Update: Things are going crazy right now for Chinese e-commerce giant, Alibaba. Alibaba set the record yesterday for largest IPO by a US-listed company. Selling at $68 per share, it raised $21.8 billion. Today, it started trading publically on the New York Stock Exchange a little before 12 p.m. and investors went nuts. Shares opened at $92.70, which means a market cap of more than $230 billion. Where will it go from here? Follow along at Google Finance.
So you're gonna buy an Apple Watch, right?? You're definitely gonna get the iPhone 6 Plus, not the iPhone 6, uh, regular? Can't wait to swipe an Apple product at a checkout counter and magically give money away?
Well, if you live in China, there's a good chance you'll be purchasing those lovely new products via an e-commerce giant called Alibaba.
Alibaba Group Holding Ltd., a Chinese technology company founded in 1999 by a former English teacher in Hangzhou named Jack Ma, is about to become a household name, thanks to an initial public offering next week that's promising to break all kinds of finance records.
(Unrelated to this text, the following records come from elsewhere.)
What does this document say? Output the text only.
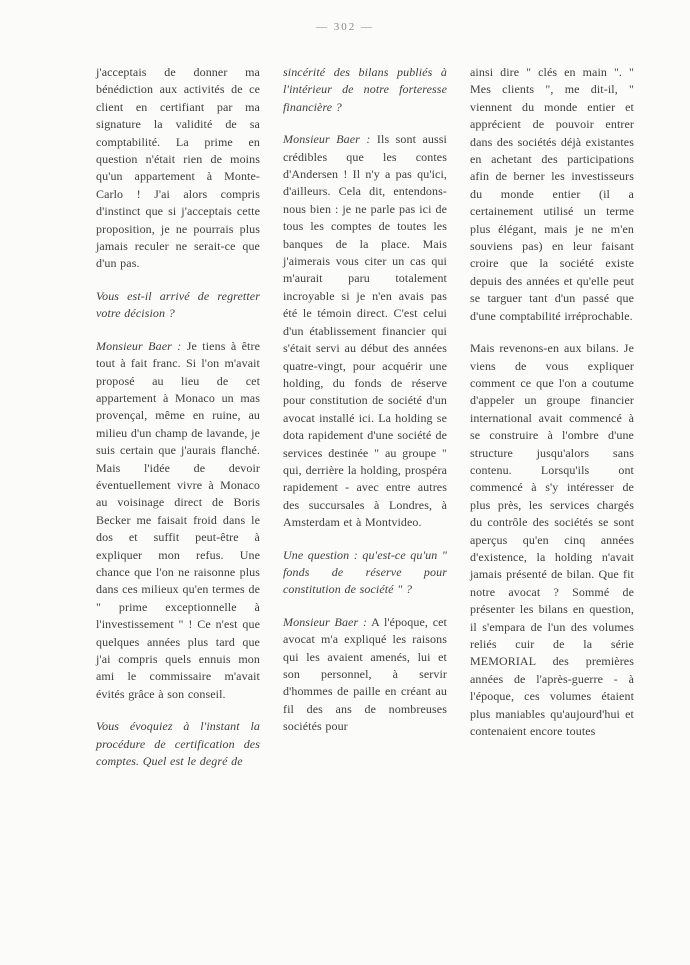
— 302 —

j'acceptais de donner ma bénédiction aux activités de ce client en certifiant par ma signature la validité de sa comptabilité. La prime en question n'était rien de moins qu'un appartement à Monte-Carlo ! J'ai alors compris d'instinct que si j'acceptais cette proposition, je ne pourrais plus jamais reculer ne serait-ce que d'un pas.

Vous est-il arrivé de regretter votre décision ?

Monsieur Baer : Je tiens à être tout à fait franc. Si l'on m'avait proposé au lieu de cet appartement à Monaco un mas provençal, même en ruine, au milieu d'un champ de lavande, je suis certain que j'aurais flanché. Mais l'idée de devoir éventuellement vivre à Monaco au voisinage direct de Boris Becker me faisait froid dans le dos et suffit peut-être à expliquer mon refus. Une chance que l'on ne raisonne plus dans ces milieux qu'en termes de " prime exceptionnelle à l'investissement " ! Ce n'est que quelques années plus tard que j'ai compris quels ennuis mon ami le commissaire m'avait évités grâce à son conseil.

Vous évoquiez à l'instant la procédure de certification des comptes. Quel est le degré de

sincérité des bilans publiés à l'intérieur de notre forteresse financière ?

Monsieur Baer : Ils sont aussi crédibles que les contes d'Andersen ! Il n'y a pas qu'ici, d'ailleurs. Cela dit, entendons-nous bien : je ne parle pas ici de tous les comptes de toutes les banques de la place. Mais j'aimerais vous citer un cas qui m'aurait paru totalement incroyable si je n'en avais pas été le témoin direct. C'est celui d'un établissement financier qui s'était servi au début des années quatre-vingt, pour acquérir une holding, du fonds de réserve pour constitution de société d'un avocat installé ici. La holding se dota rapidement d'une société de services destinée " au groupe " qui, derrière la holding, prospéra rapidement - avec entre autres des succursales à Londres, à Amsterdam et à Montvideo.

Une question : qu'est-ce qu'un " fonds de réserve pour constitution de société " ?

Monsieur Baer : A l'époque, cet avocat m'a expliqué les raisons qui les avaient amenés, lui et son personnel, à servir d'hommes de paille en créant au fil des ans de nombreuses sociétés pour

ainsi dire " clés en main ". " Mes clients ", me dit-il, " viennent du monde entier et apprécient de pouvoir entrer dans des sociétés déjà existantes en achetant des participations afin de berner les investisseurs du monde entier (il a certainement utilisé un terme plus élégant, mais je ne m'en souviens pas) en leur faisant croire que la société existe depuis des années et qu'elle peut se targuer tant d'un passé que d'une comptabilité irréprochable.

Mais revenons-en aux bilans. Je viens de vous expliquer comment ce que l'on a coutume d'appeler un groupe financier international avait commencé à se construire à l'ombre d'une structure jusqu'alors sans contenu. Lorsqu'ils ont commencé à s'y intéresser de plus près, les services chargés du contrôle des sociétés se sont aperçus qu'en cinq années d'existence, la holding n'avait jamais présenté de bilan. Que fit notre avocat ? Sommé de présenter les bilans en question, il s'empara de l'un des volumes reliés cuir de la série MEMORIAL des premières années de l'après-guerre - à l'époque, ces volumes étaient plus maniables qu'aujourd'hui et contenaient encore toutes
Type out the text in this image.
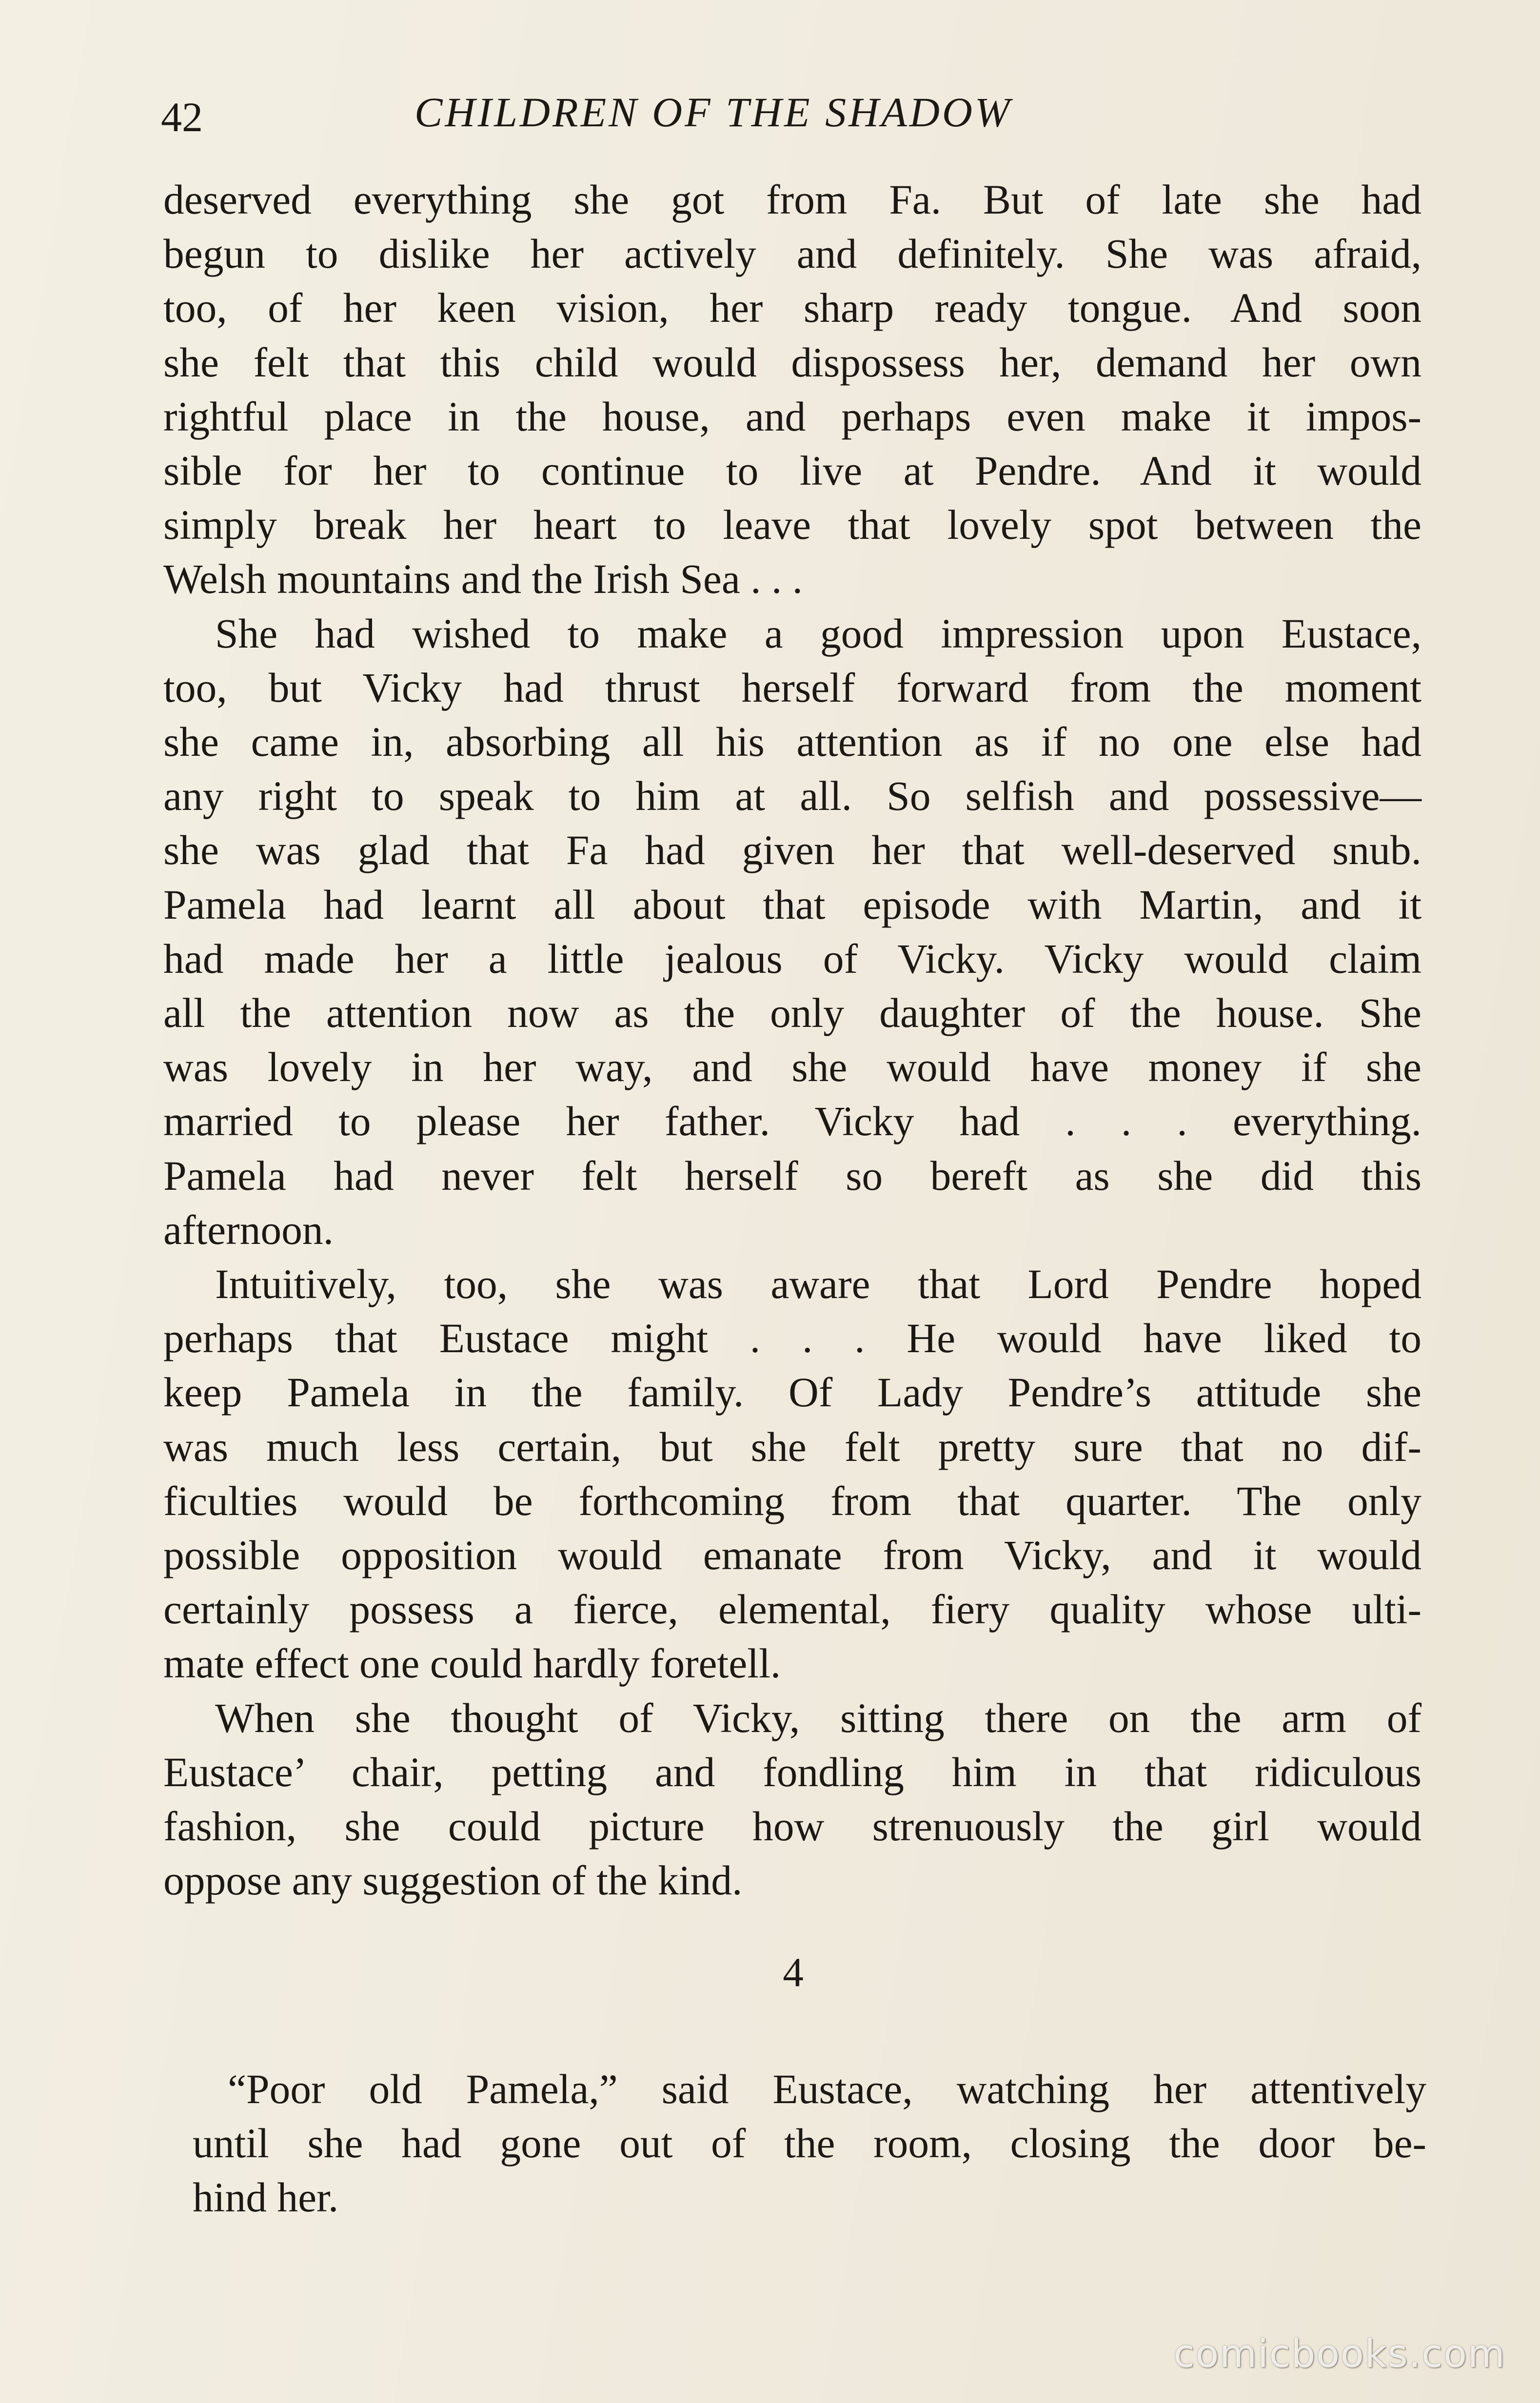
42	CHILDREN OF THE SHADOW

deserved everything she got from Fa. But of late she had
begun to dislike her actively and definitely. She was afraid,
too, of her keen vision, her sharp ready tongue. And soon
she felt that this child would dispossess her, demand her own
rightful place in the house, and perhaps even make it impos-
sible for her to continue to live at Pendre. And it would
simply break her heart to leave that lovely spot between the
Welsh mountains and the Irish Sea . . .

She had wished to make a good impression upon Eustace,
too, but Vicky had thrust herself forward from the moment
she came in, absorbing all his attention as if no one else had
any right to speak to him at all. So selfish and possessive—
she was glad that Fa had given her that well-deserved snub.
Pamela had learnt all about that episode with Martin, and it
had made her a little jealous of Vicky. Vicky would claim
all the attention now as the only daughter of the house. She
was lovely in her way, and she would have money if she
married to please her father. Vicky had . . . everything.
Pamela had never felt herself so bereft as she did this
afternoon.

Intuitively, too, she was aware that Lord Pendre hoped
perhaps that Eustace might . . . He would have liked to
keep Pamela in the family. Of Lady Pendre’s attitude she
was much less certain, but she felt pretty sure that no dif-
ficulties would be forthcoming from that quarter. The only
possible opposition would emanate from Vicky, and it would
certainly possess a fierce, elemental, fiery quality whose ulti-
mate effect one could hardly foretell.

When she thought of Vicky, sitting there on the arm of
Eustace’ chair, petting and fondling him in that ridiculous
fashion, she could picture how strenuously the girl would
oppose any suggestion of the kind.

4

“Poor old Pamela,” said Eustace, watching her attentively
until she had gone out of the room, closing the door be-
hind her.

comicbooks.com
If things go as planned, the company's IPO will raise more than $20 billion dollars. That would put it comfortably over the $16 billion that set a tech IPO record for Facebook in 2012. Under some circumstances, the number could go as high as $24.3 billion, according to Reuters, which would give Alibaba the overall global IPO record, ahead of the Agricultural Bank of China's $22.1 billion listing in 2010. Reuters says Alibaba has already received enough orders in two days to cover the entire deal. With slickly produced pitches like this one, are you surprised?
We'll have to wait till next week to know how big Alibaba is, technically speaking. For now, let's meet the company that controls Chinese e-commerce and has its sights on the rest of the world.
So how does Alibaba work?
As we get closer to the Sept. 19 IPO, you'll hear a lot of people comparing Alibaba to Amazon. That's not a great comparison, and the Wall Street Journal explains why.
Here's the key thing to remember. Amazon sells products. Alibaba runs online marketplaces where retailers sell products. So it's kind of like eBay, but bigger, richer, and with much larger share of online commerce.
Alibaba has two main sites: Taobao and Tmall. Each is an online marketplace, but they host different kinds of retailers and earn money differently.
Taobao hosts 7 million retailers, most of them small businesses, which, combined, list 800 million products. Retailers don't pay a commission to sell on Taobao, but since there's so much competition for customers, many retailers try to set themselves apart by paying for advertising. That generates lots and lots of money for Alibaba.
Tmall is a smaller marketplace, but hosts major retailers, like Apple and Nike. Those brands pay Alibaba a deposit to sell on Tmall and pay a commission on each transaction.
Alibaba founder Jack Ma (ChinaFotoPress/Getty Images)
So how big a deal is Alibaba, then?
The answer looks different depending on the financial measure you're using, but really, the answer is the same no matter what.
Alibaba is a huge, huge deal. WSJ has some telling info on just how huge.
Take market capitalization, or the total value of available shares times the value of a single share. Alibaba's market capitalization value is estimated at $155 billion. That number makes it look pretty small compared to the top three US tech giants: Apple ($593 billion), Google ($400 billion), and Microsoft ($378 Billion). But it compares nicely to Amazon, which also has a market cap in the $150-billion range. And it's growing.
There's also total transactions, revenue, and profits. Alibaba hosted $248 billion in transactions last year. That's more than Amazon and eBay managed to do — combined. And while Amazon takes home a lot more revenue than Alibaba from its fewer transactions, Alibaba takes a much higher net income from its revenue than Amazon. Alibaba now takes home 80 percent of its revenue as profit. In Q2 2014, for example, Amazon lost money while Alibaba raked in $2 billion in profits on $2.5 billion in revenue, compared to Google's $3.4 billion from $16 billion, and Apple's $10.2 billion from $45.6 billion. Not bad.
To really understand how big a deal Alibaba is you've got to understand the growth of China's e-commerce economy and the stronghold that Alibaba has on it.
China has over 618 million internet users and they're spending lots of money. That's twice the population of the United States, but only half China's total population. So there's lots of room for growth in a sector that's already exploding. In 2010, China's e-commerce market was $74 billion dollars. In 2013, it was $295 billion. By 2017, it's estimated to reach $713 billion.
And Alibaba is cashing in big time. It controls 80 percent of online sales. Even though it's not yet putting up the gross revenue numbers of Amazon and Apple, its 80 percent control of the market and 80 percent profit take from its revenue adds up to a huge, massive, crazy, growing amount of money.
Apple put on a big show this week. But Alibaba is the story to follow.